Credulity is an extraordinary achievement. It is the best kind of interdisciplinary American studies scholarship, deftly navigating canonical American literature, critical theory, and archival sources, presenting them in sharp and engaging prose. Very few works of scholarship are both intensely smart and deeply pleasurable to read (and most are neither), but Credulity surely is, and it repays close, careful reading and rereading. Its clearest critical intervention, at least for this reader, is in secularism studies. Specifically, Ogden clearly and creatively applies Latour’s insights on scientism and the Moderns to work on secularism by Modern, Asad, and others. Secularization is not the disappearance of religion but the management of it, the processes of separating it from the secular and, just as importantly, the troubling slough-off third categories like magic and superstition. By zeroing in on credulity, Ogden both excavates a key nineteenth-century category and offers new analytical vocabulary. By focusing on mesmerists, she highlights previously understudied historical actors and texts, and when discussing more familiar material she does so with fresh lenses and questions. She treats her subjects, even fictional ones, with generosity and grace.
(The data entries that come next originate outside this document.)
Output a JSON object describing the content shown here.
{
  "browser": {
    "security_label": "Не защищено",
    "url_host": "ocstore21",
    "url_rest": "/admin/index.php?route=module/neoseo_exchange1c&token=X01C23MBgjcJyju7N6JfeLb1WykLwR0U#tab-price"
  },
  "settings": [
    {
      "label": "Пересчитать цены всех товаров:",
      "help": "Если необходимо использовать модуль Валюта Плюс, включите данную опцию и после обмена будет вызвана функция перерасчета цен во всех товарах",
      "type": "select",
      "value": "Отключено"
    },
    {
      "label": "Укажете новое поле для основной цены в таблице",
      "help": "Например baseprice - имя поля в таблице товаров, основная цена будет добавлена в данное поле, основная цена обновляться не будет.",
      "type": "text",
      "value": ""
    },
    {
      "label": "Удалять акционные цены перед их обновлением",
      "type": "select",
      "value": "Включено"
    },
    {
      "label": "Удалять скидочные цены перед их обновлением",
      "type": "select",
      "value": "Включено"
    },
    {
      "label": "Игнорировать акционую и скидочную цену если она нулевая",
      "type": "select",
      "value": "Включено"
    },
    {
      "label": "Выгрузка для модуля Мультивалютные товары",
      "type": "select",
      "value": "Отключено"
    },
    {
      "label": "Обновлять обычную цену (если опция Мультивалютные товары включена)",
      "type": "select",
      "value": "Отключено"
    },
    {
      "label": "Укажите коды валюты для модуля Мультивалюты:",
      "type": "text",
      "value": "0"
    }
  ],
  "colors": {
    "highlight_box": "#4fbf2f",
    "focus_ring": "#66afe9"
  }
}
But the book’s contributions go beyond even that. Rather than a formal conclusion restating the book’s claims, Ogden gifts the reader a truly stunning coda on Ann Braude’s Radical Spirits (1989) and Herman Melville’s Moby-Dick (1851) that works simultaneously as historiographical corrective, critique of second-wave feminism, and meditation on freedom itself. I don’t want to spoil the whole thing, which I implore you to read, but here is a snippet: “There is no special reason why you would be freer from your idol when your idol is your freedom of choice than when it is your little wooden god. The problem with the empowerment argument is that it assumes that freedom is a better master. On the Pequod, freedom is the worst master” (235). These are not strictly nineteenth-century issues—subjectivity, agency, freedom. Like credulity, or religion, it’s not just about who has them and who doesn’t, but how they get them, and how they use them.
[1]Bruno Latour, On the Modern Cult of the Factish Gods(Durham, NC: Duke University Press, 2010).
[2]John Lardas Modern, Secularism in Antebellum America(Chicago: University of Chicago Press, 2011), 179.
Charlie McCrary is a postdoctoral fellow at the John C. Danforth Center on Religion and Politics at Washington University in St. Louis.